As much as he wanted to run up the stairs, he needed to check and make sure there were no more nurses around. He went first into the dining room and yanked the phone cord out of the wall, just for good measure. He'd gone nearly all the way around the first floor when he got the feeling he was being followed. He spun around just in time to catch Polly Cronin about to brain him with a baseball bat. He grabbed her wrist, twisting it around behind her as she dropped the bat.
"Who are you?" she grunted. "What are you doing here?"
He leaned over her shoulder, and whispered, "Oh, you know who I am – and I sure as hell know who you are, bitch. I'm Drop Dead Fred. You've had you're little reunion with Lizzie and screwed it up again for the last time. Now she's mine."
She made some inarticulate sound, and Fred opened his left hand, blowing the powder in her face. He stepped over her unconscious form and headed up the stairs. There was one nurse asleep in a chair in the corner of the pink bedroom. He made sure she wouldn't wake up for a while with the last of his powder and then turned his attention to the other person in the room.

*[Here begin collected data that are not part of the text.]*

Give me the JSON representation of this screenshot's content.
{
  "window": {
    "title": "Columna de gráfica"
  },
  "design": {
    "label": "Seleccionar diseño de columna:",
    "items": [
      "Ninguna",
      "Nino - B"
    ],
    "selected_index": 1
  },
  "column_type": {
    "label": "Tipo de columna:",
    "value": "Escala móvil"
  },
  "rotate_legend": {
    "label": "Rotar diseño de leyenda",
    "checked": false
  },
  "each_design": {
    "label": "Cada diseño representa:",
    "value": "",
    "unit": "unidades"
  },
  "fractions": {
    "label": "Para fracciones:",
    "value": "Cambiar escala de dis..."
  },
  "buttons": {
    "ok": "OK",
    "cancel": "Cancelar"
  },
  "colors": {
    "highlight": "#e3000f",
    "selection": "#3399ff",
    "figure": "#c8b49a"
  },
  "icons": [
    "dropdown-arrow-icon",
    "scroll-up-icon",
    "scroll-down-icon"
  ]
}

She was propped in a wheelchair, leather restraints buckled around her wrists and ankles and one around her chest, holding her somewhat upright in the seat. Her hair was sweaty and he brushed it back where it was plastered against her face.
"Oh, Lizzie...what have they done to you?" Gently, Fred unbuckled all the restraints and caught her as she fell forward, still unconscious, into his arms.
Unbeknownst to Fred, Mickey had followed him up the stairs and watched from the doorway as Fred tenderly swept her hair back from her face and freed her, and as he did, he knew why Lizzie had wanted to go back to Fred – to this man who obviously loved her so deeply. Mickey knew he had never stood a chance.
"Will she be okay?" he asked Fred.
Fred didn't bother to look at him. "She will if I can get her home." He signed unhappily – he really needed another hand. He couldn't reach his pack while he was holding Lizzie. There was no way Fart-pants was touching her, so instead he said, "I need some help. Can you reach inside my pack and give me the cloak and the mirror in it?"
"Sure." Mickey was only too relieved to be asked to help, guilt was gnawing a hole inside of him. He unbuckled the pack and pulled out the white cloak and a small mirror. "What are you going to do?"
Fred didn't answer him, just took the cloak and fastened the clasp around Lizzie's neck, trying his best to wrap it all the way around her. The mirror he sat up against the wall. "Alright, now hand me the bottle with the liquid in it."
"What is it?"
"Shut up and do what I say."
Mickey handed him the pishsalver. Fred uncorked it, leaned Lizzie's head back, and poured a small amount in. He shut her mouth and waited until she swallowed. She immediately shrunk down to about two feet tall. Mickey nearly fainted. Carefully, Fred poured another sip into her mouth and waited. She shrunk down to about two inches until she fit into the palm of his hand. He sat her down gently on the floor in front of the mirror.
"Fred," said Mickey. "When she wakes up, will you tell her I'm sorry... I'm sorry that I didn't believe her?"
"On one condition."
"Name it."
"When we're gone, take the mirror and the pishsalver - that's the liquid, and destroy them both."
"I will."
Fred nodded, "I'll tell her." He took two quick sips of the pishsalver and shrank down to Lizzie's size. He picked her up in his arms and together they disappeared through the mirror.